The Students of Pacoima Charter Elementary
A crime-ridden neighborhood sees its youth turn to
theater rather than gangs for support as audience
members and performers alike discover the power of
creativity.
Last
year, in response to the findings of a report on Los
Angeles gang crime and violence, Mayor Antonio
Villaraigosa called for increased anti-gang
programming in the Pacoima-Foothill area. The report,
which was commissioned by Villaraigosa and The Office
of Gang Reduction and Youth Development, revealed
Pacoima to be an impoverished neighborhood where
children, living often with a single working parent,
can be recruited into gangs at eight or nine years
old. Villaraigosa saw the need to prevent these youth
from “falling through the cracks.”
Read the Mayor's report!
The report attributed Pacoima’s gang violence largely
to poverty and a feeling among youth of being without
a true family. Due to the lack of available jobs in
the area, the city faces a poverty rate of 21%, and
the declining number of job training or career
development opportunities does nothing to help the
situation. According to the report, Pacoima is home
to at least twelve gangs, whose members view gang
involvement as a career alternative.
Living in a poor neighborhood with a parent working
two or even three jobs, Pacoima youth crave a stable
family, or at least something like it. This desire
often leads them to join gangs, which offer
opportunities for rituals and bonding. “The problem
we’re seeing is that kids need something to belong
to,” said an informant quoted in the report.

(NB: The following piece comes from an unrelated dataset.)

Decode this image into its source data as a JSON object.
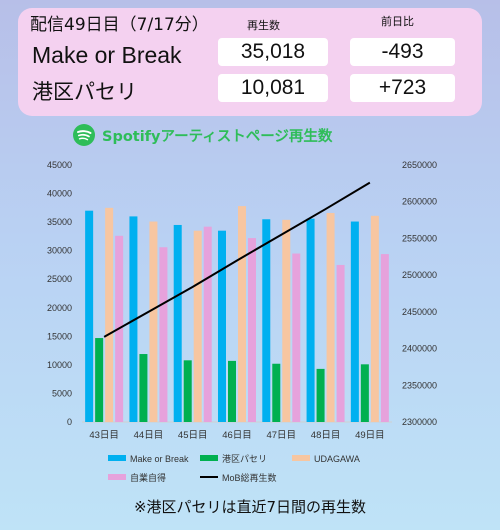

But the desire for belonging does not have to be a
problem, and rather than lead to gang involvement, it
can in fact bring about the opposite: a child’s
rescue. In November 2007, The Unusual Suspects
offered a creative solution to this desire when they
completed their first program at Pacoima Charter
Elementary School. Over the course of ten weeks, boys
and girls in fifth grade participated in an
after-school playwriting and acting program, the
result of which was three fully staged performances
of three original one-act plays. The students' hard
work and dedication received standing ovations from
over 500 family members, peers, neighbors, teachers,
friends and other audience members.
Jackie
Barajas, a fifth grader at Pacoima Charter Elementary
School, was the narrator in a play inspired by the
proverb, “one bee does not make a hive”. She said
that even though she wasn’t scared about performing,
she did learn a lot of things from US, such as “how
to stay still” and “how to speak loud.” Jackie
realized that being in US programs helps kids at her
school because, “it gives them something else to do
besides get into trouble.”
Jackie’s mother, Maria Vallesceros, also noticed the
positive effect that US had on the youth
participants.
"The program was very interesting. There were many
kids and we, the parents and community, got to see
them in a different light. These types of programs
are good because the kids get involved in doing
something different, something new that they might
not typically do. It helps the kids to stay away from
drugs and to stay away from bad things on the
streets. The kids did a good job using their
creativity to write the plays and it was good to be
there on performance day with other parents
supporting our kids. If there were more programs like
this, there would be fewer problems in our
community."
By working with students in fifth grade, US aims to
provide supportive services to youth that make up the
youngest group currently being targeted in gang
recruitment.
Early and effective programming is vital for gang
prevention, according to the city’s report.
Consistency is also important, which is why in the
future US hopes to offer programming to youth in
Pacoima middle and high schools in addition to
elementary schools. With constructive enrichment
programs, youth will be deterred from gang
involvement and will instead find support and
direction through theatre. Their caring new family of
teachers, mentors, and volunteers will help them on
their journey.
Jackie Barajas, for one, can’t wait to see US come
back to her school.
“I really want to be in more plays!” she said.